Database Structure in IBM Cognos Warehouses
A Cognos report is only as good as its data. How that data is organized will affect performance, accuracy, and ease of authoring. There is no single solution — before you get can your data right, you need to know how it is going to be used.
Know Your Requirements
In an ideal world, databases would produce the data for any kind of report with equal speed and ease. Unfortunately, this is not the case. Business Intelligence queries, in particular, frequently push the envelope of what databases can be expected to deliver. In order to keep performance acceptable, design compromises need to be made. Usually, this means making certain types of queries faster at the cost of making all other queries slower. If the faster queries are the ones the users care about, then the compromise will be a success.
For example, imagine a company seeking financial reporting on large volumes of data (hundreds of millions of individual transactions) based on customer and reporting period (month). There is a database which holds these transactions, but running reports against that database will result in poor performance. For each report, the totals of each of those transactions will need to be totaled. If the data were to be restructured into a summary table, with the amount for each customer in each period pre-totaled, the same reports could be produced much more quickly. However, this summary table would be useless for other types of reports (reporting on a daily basis, or by type of order, etc.). This is the compromise.
Structure Your Data
There are two main methods of structuring data in a warehouse, each named after one of its main creators/supporters: Ralph Kimball (aka Kimball-style warehouses) and Bill Inmon (Inmon-style warehouses).
When most people think of a data warehouse, they are thinking of a Kimball-style warehouse. Kimball warehouses are constructed with dimension tables and fact tables, organized into a “star schema”.
Kimball warehouses are useful for analytic reporting: summarizing large volumes of measurements (amounts, hours, etc.) and categorizing them (by type, customer, date, etc.). They are built in a similar structure as an OLAP database, which makes it simple to load data into an OLAP cube (such as TM1 or Hyperion). Cognos also works well with this structure.
Reports based around a single fact or set of measurements are very easy to write. (As reports need to go into more and more fact tables, they can become much more complex to write.)
The main drawback to a Kimball warehouse is the cost and effort required to create it. The Kimball format is designed for reporting, and most data is stored in a format designed for transactions (adding, editing, deleting). A data modeler must design the warehouse structure based on the data and the reporting requirements. Next, ETL (Extract, Transform, and Load) must be designed and developed to move the data into the warehouse and into this new format. This level of effort means that Kimball-style warehouses are mainly used for targeted analytic solutions. While it would be possible to put all parts of a business’ data into such a warehouse, it is rarely worth the effort.
(With Cognos, it is also possible to use Framework Manager to make a “virtual data warehouse” without any actual ETL; however, this is not recommended as it can result in significant performance issues.)
An Inmon-style warehouse looks more like a traditional database.

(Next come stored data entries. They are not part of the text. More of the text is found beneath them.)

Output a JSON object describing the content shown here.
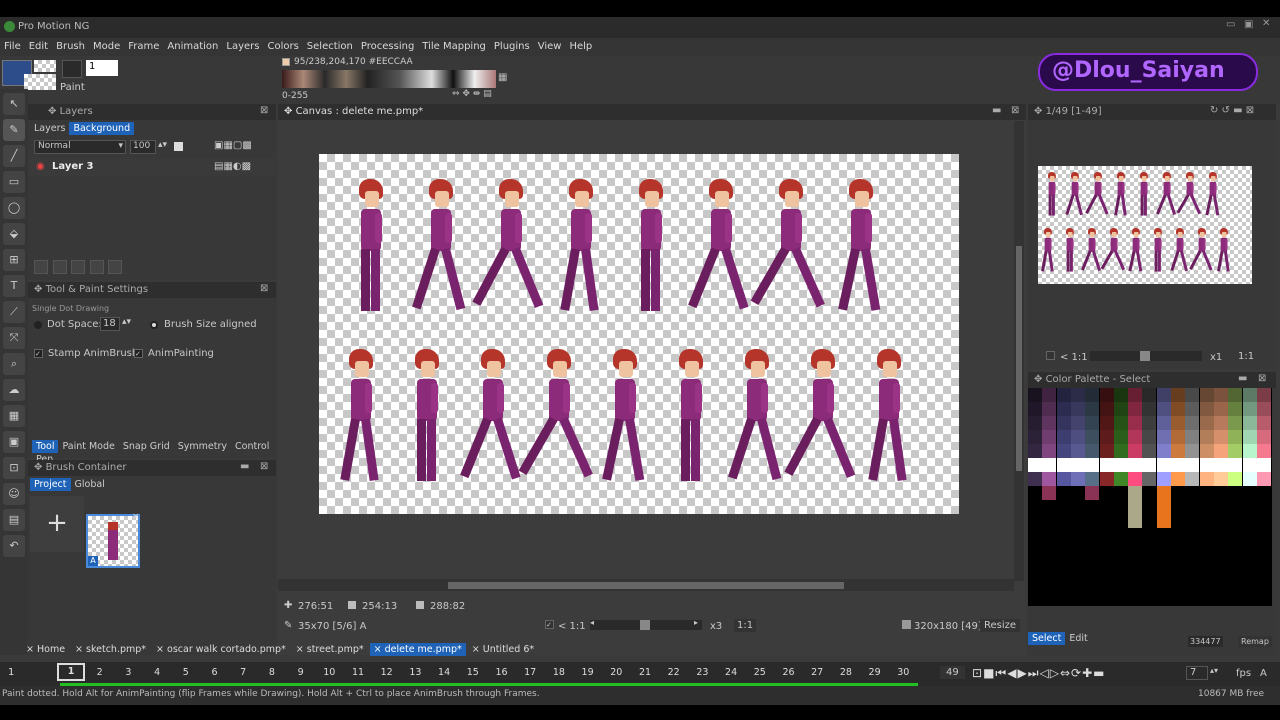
{
  "app": {
    "title": "Pro Motion NG"
  },
  "menu": [
    "File",
    "Edit",
    "Brush",
    "Mode",
    "Frame",
    "Animation",
    "Layers",
    "Colors",
    "Selection",
    "Processing",
    "Tile Mapping",
    "Plugins",
    "View",
    "Help"
  ],
  "watermark": "@Dlou_Saiyan",
  "toolbar": {
    "paint_label": "Paint",
    "brush_size": "1",
    "color_info": "95/238,204,170 #EECCAA",
    "range": "0-255"
  },
  "layers_panel": {
    "title": "Layers",
    "tabs": [
      "Layers",
      "Background"
    ],
    "blend_mode": "Normal",
    "opacity": "100",
    "layer_name": "Layer 3"
  },
  "tool_settings": {
    "title": "Tool & Paint Settings",
    "subtitle": "Single Dot Drawing",
    "dot_space_label": "Dot Space:",
    "dot_space_value": "18",
    "brush_aligned_label": "Brush Size aligned",
    "stamp_label": "Stamp AnimBrush",
    "animpainting_label": "AnimPainting",
    "tabs": [
      "Tool",
      "Paint Mode",
      "Snap Grid",
      "Symmetry",
      "Control",
      "Pen"
    ]
  },
  "brush_container": {
    "title": "Brush Container",
    "tabs": [
      "Project",
      "Global"
    ],
    "add_label": "+",
    "brush_badge": "A"
  },
  "canvas": {
    "title": "Canvas : delete me.pmp*",
    "cursor_pos": "276:51",
    "selection_pos": "254:13",
    "selection_size": "288:82",
    "brush_info": "35x70 [5/6] A",
    "zoom_min": "< 1:1",
    "zoom_factor": "x3",
    "zoom_ratio": "1:1",
    "canvas_size": "320x180 [49]",
    "resize_label": "Resize"
  },
  "preview_panel": {
    "frame_info": "1/49 [1-49]",
    "zoom_min": "< 1:1",
    "zoom_factor": "x1",
    "zoom_ratio": "1:1"
  },
  "palette_panel": {
    "title": "Color Palette - Select",
    "tabs": [
      "Select",
      "Edit"
    ],
    "hex": "334477",
    "remap_label": "Remap"
  },
  "doc_tabs": [
    "Home",
    "sketch.pmp*",
    "oscar walk cortado.pmp*",
    "street.pmp*",
    "delete me.pmp*",
    "Untitled 6*"
  ],
  "frames": {
    "current": "1",
    "first_label": "1",
    "numbers": [
      "1",
      "2",
      "3",
      "4",
      "5",
      "6",
      "7",
      "8",
      "9",
      "10",
      "11",
      "12",
      "13",
      "14",
      "15",
      "16",
      "17",
      "18",
      "19",
      "20",
      "21",
      "22",
      "23",
      "24",
      "25",
      "26",
      "27",
      "28",
      "29",
      "30"
    ],
    "total": "49",
    "fps_value": "7",
    "fps_label": "fps"
  },
  "status": {
    "message": "Paint dotted. Hold Alt for AnimPainting (flip Frames while Drawing). Hold Alt + Ctrl to place AnimBrush through Frames.",
    "memory": "10867 MB free"
  },
  "colors": {
    "accent": "#1e63b8",
    "sprite_shirt": "#8b2b7a",
    "sprite_hair": "#b5352a",
    "frame_bar": "#22c022"
  }
}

It has a lot of tables, with each representing a different business entity. These tables can be joined in a complex web of relationships.
Inmon warehouses are useful for detailed reporting where the specifics of each item and the relationships between those items are of the highest importance. Because the warehouse is organized in the same way as the source systems, it’s easy for business users to understand and write reports about particular business entities. All of the details regarding a given item are easily available. Where Kimball-style warehouses focus on analytic summaries, Inmon warehouses can contain the finer details that might be lost in those summaries.
Much less work is required to create an Inmon-style warehouse than to create a Kimball-style warehouse. Since the data structures are similar between the source and the warehouse, copying the data into the warehouse requires much less design and development time.
The main drawback to an Inmon style warehouse is its potential complexity. The network of connections between different tables can be very complex, and can require a lot of business and reporting knowledge to use effectively. (In the hands of a sophisticated report writer, this complexity can be used to great advantage.) Also, as the data is generally not optimized for space, reporting on large volumes of data can take a lot of time.
When creating a Framework Manager model with Inmon-style warehouses, there is a high risk of running into loop joins (where tables are linked to each other in a circular relationship). Creating table aliases (“role-playing dimensions”) and dividing the presentation and business layers into multiple subject areas can help prevent this. If there are complicated relationships between tables, it’s often better to let the report writer handle any joins that go beyond a single subject area.
Don’t Forget the Requirements!
These two methods (Kimball and Inmon) of organizing data each have their uses. Neither should be used unless the reporting requirements require it. Understanding the uses to which data will be put is the key to any successful reporting project.